2. Dave Erickson's Lifetime Achievement Award Speech. I've attended nearly every one of the Lifetime Achievement Award dinners and heard the speeches. All of them have been excellent, as one might expect from people receiving a lifetime achievement award for excellence in advocacy teaching. But Dave's was inspirational, on many levels. He emphasized the importance of hard work, a commitment to excellence, and thorough preparation--all hallmarks of his personal life and the approach his teams bring to mock trial competitions. He paid homage to the people responsible for the past, present, and future of mock trial competitions. He talked about how proud he was to be a member of the legal profession. In his inimitable way, he shared the story of how George Washington's physicians bled him with leaches while he was at Valley Forge to try to restore him to health, and he told us next time a doctor disparages the legal profession, we should help the doctor with a dose of perspective: "Remember, while your predecessors were sucking the lifeblood out of George Washington with leeches, mine were writing the Declaration of Independence and the Constitution." No one could say it better.

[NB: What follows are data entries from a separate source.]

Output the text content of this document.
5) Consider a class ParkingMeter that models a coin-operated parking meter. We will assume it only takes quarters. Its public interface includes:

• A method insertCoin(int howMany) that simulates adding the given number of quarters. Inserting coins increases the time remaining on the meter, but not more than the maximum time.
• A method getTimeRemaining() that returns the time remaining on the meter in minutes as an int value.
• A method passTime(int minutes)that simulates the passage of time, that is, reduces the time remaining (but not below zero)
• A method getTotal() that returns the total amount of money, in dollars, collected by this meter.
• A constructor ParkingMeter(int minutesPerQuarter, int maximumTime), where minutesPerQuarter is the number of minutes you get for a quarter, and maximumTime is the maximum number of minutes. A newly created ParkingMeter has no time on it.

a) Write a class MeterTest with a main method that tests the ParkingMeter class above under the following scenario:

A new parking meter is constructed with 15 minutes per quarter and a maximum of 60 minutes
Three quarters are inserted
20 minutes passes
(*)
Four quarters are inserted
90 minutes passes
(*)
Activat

3. Panel on Gender Bias and Trial Advocacy. It's there, but we don't like to think about it, and even worse, many of us don't know how to address it or deal with it. We had a phenomenal panel discussion from Liz Boals (American), Alice Craig (Kansas), and Sara Jacobson (Temple) about how to identify and address the problems. The audience was lively and interactive, to put it mildly. I'd like to see someone from this panel or the audience write more about its significance to what we do as advocacy teachers and law school professors. 

4. Storytelling and Psychodrama. I attended two breakout sessions with Charlie Rose and Rafe Foreman on storytelling and psychodrama. Both are closely related to each other, and both are at the heart of what we do as trial lawyers and teach as trial professors. Charlie introduced us to storytelling circles, and I spent a moving and intimate morning with about 10 other people, sitting in a circle and sharing stories of family, hope, sorrow, and joy. The catalyst was an inanimate object--in this case, a chalice-type silver bowl--that we passed around the room, with the holder of the bowl free to tell a story inspired in some way by previous stories, or to pass the bowl on to the next person. Rafe taught an introduction to psychodrama and sociodrama, whetting my appetite to learn more. I'm going to try to make it to a formal psychodrama training course this year.

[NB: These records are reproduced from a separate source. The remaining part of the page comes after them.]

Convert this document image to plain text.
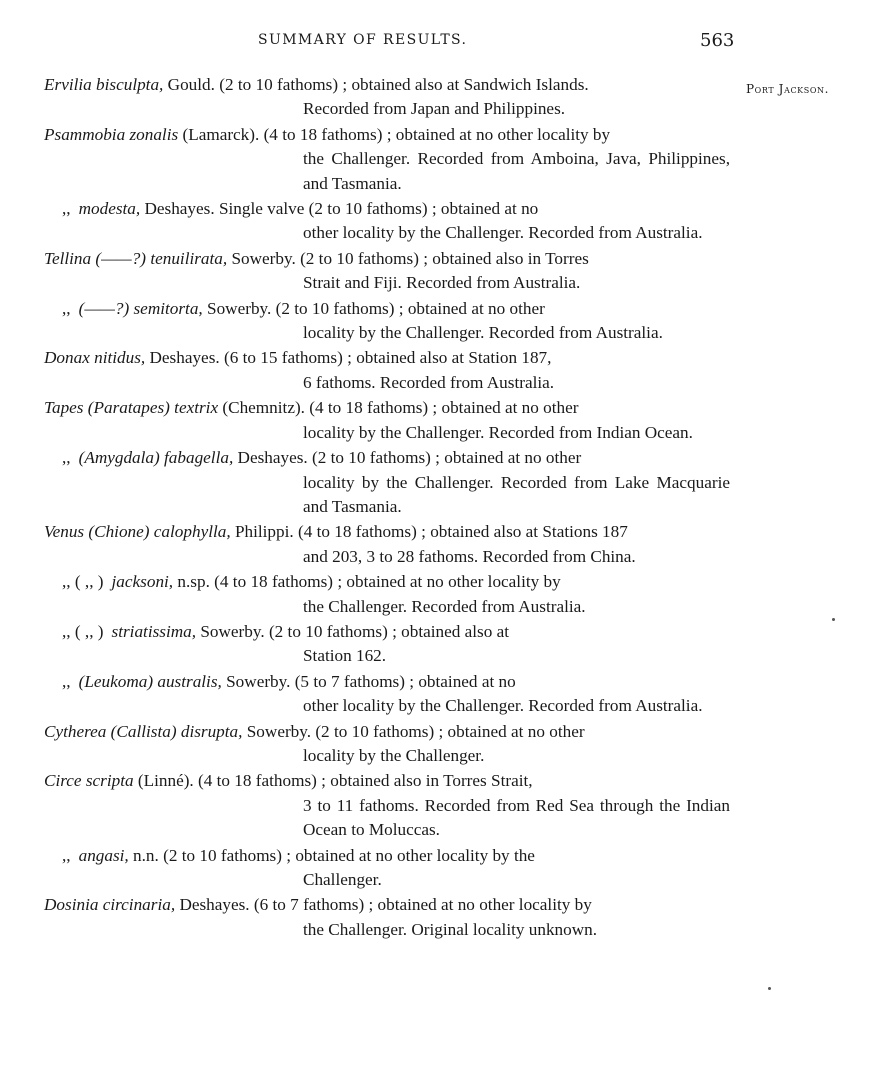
SUMMARY OF RESULTS.	563
Port Jackson.
Ervilia bisculpta, Gould. (2 to 10 fathoms) ; obtained also at Sandwich Islands.
Recorded from Japan and Philippines.
Psammobia zonalis (Lamarck). (4 to 18 fathoms) ; obtained at no other locality by
the Challenger. Recorded from Amboina, Java, Philippines, and Tasmania.
,, modesta, Deshayes. Single valve (2 to 10 fathoms) ; obtained at no
other locality by the Challenger. Recorded from Australia.
Tellina (——?) tenuilirata, Sowerby. (2 to 10 fathoms) ; obtained also in Torres
Strait and Fiji. Recorded from Australia.
,, (——?) semitorta, Sowerby. (2 to 10 fathoms) ; obtained at no other
locality by the Challenger. Recorded from Australia.
Donax nitidus, Deshayes. (6 to 15 fathoms) ; obtained also at Station 187,
6 fathoms. Recorded from Australia.
Tapes (Paratapes) textrix (Chemnitz). (4 to 18 fathoms) ; obtained at no other
locality by the Challenger. Recorded from Indian Ocean.
,, (Amygdala) fabagella, Deshayes. (2 to 10 fathoms) ; obtained at no other
locality by the Challenger. Recorded from Lake Macquarie and Tasmania.
Venus (Chione) calophylla, Philippi. (4 to 18 fathoms) ; obtained also at Stations 187
and 203, 3 to 28 fathoms. Recorded from China.
,, ( ,, ) jacksoni, n.sp. (4 to 18 fathoms) ; obtained at no other locality by
the Challenger. Recorded from Australia.
,, ( ,, ) striatissima, Sowerby. (2 to 10 fathoms) ; obtained also at
Station 162.
,, (Leukoma) australis, Sowerby. (5 to 7 fathoms) ; obtained at no
other locality by the Challenger. Recorded from Australia.
Cytherea (Callista) disrupta, Sowerby. (2 to 10 fathoms) ; obtained at no other
locality by the Challenger.
Circe scripta (Linné). (4 to 18 fathoms) ; obtained also in Torres Strait,
3 to 11 fathoms. Recorded from Red Sea through the Indian Ocean to Moluccas.
,, angasi, n.n. (2 to 10 fathoms) ; obtained at no other locality by the
Challenger.
Dosinia circinaria, Deshayes. (6 to 7 fathoms) ; obtained at no other locality by
the Challenger. Original locality unknown.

5. Joshua Karton and Gillian More. Joshua is the High Priest and Shaman of advocacy teachers, and he worked his magic on a new group of teachers again this year. Gillian, to whom I deferentially refer as Gillian, Queen of Scots, braced us with her tough-minded, no-nonsense approach to advocacy teaching, but she also showed us what it meant to try new things and become vulnerable. On a selfish note, I get to teach with both of them in Oxford in July. The two months between now and then will not pass quickly enough for me.

6. Law Professor as Hero and Advocate. Steve Easton of Wyoming took us through the classic hero's journey when he gave an impassioned and inspiring pitch, encouraging law professors--despite the personal, financial, and professional price--to take on pro bono cases for our own good and that of our students, clients, and the profession. When I grow up, I want to be like Steve.

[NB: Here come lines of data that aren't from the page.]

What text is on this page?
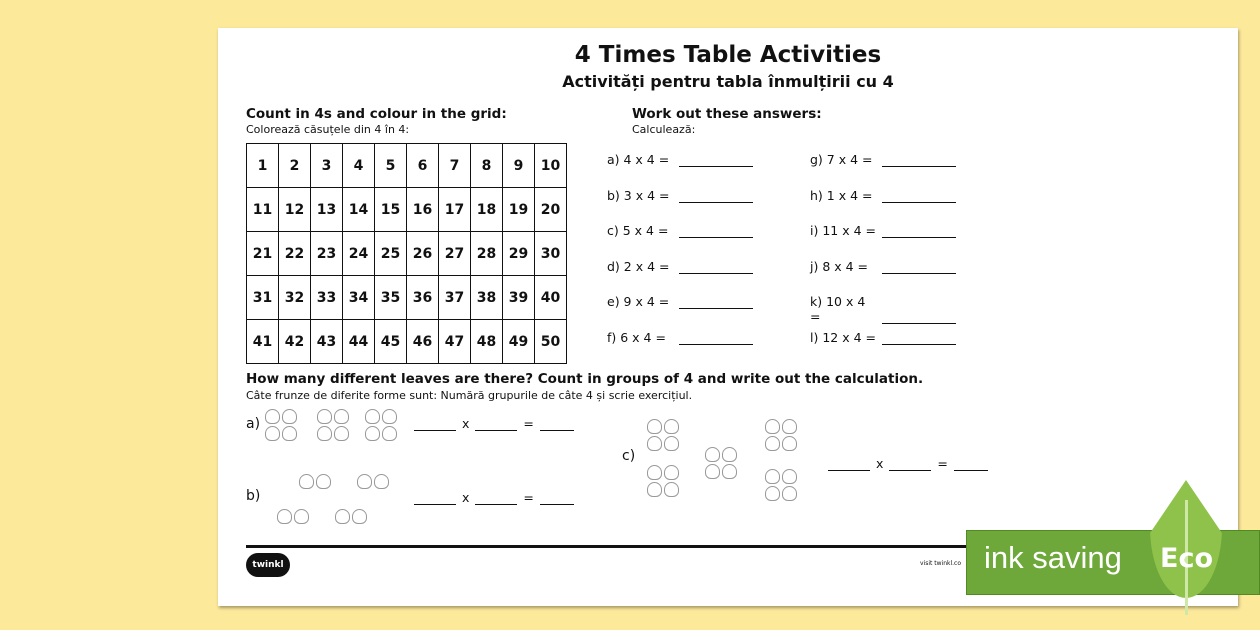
4 Times Table Activities
Activități pentru tabla înmulțirii cu 4
Count in 4s and colour in the grid:
Colorează căsuțele din 4 în 4:
1	2	3	4	5	6	7	8	9	10
11	12	13	14	15	16	17	18	19	20
21	22	23	24	25	26	27	28	29	30
31	32	33	34	35	36	37	38	39	40
41	42	43	44	45	46	47	48	49	50
Work out these answers:
Calculează:
a) 4 x 4 =
b) 3 x 4 =
c) 5 x 4 =
d) 2 x 4 =
e) 9 x 4 =
f) 6 x 4 =
g) 7 x 4 =
h) 1 x 4 =
i) 11 x 4 =
j) 8 x 4 =
k) 10 x 4 =
l) 12 x 4 =
How many different leaves are there? Count in groups of 4 and write out the calculation.
Câte frunze de diferite forme sunt: Numără grupurile de câte 4 și scrie exercițiul.
a)
b)
c)
x	=
x	=
x	=
twinkl	visit twinkl.co ink saving Eco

7. And All the Rest. I've left things out, but by doing so, I do not mean to slight or diminish any part of the conference. It was all good. To those who attended and got something different from it than I've written about: please write about it, send it to me, and I'll post it to the blog. To those who couldn't come, I hope it works out next year. To those who've never considered coming: we'd love it if you'd join us.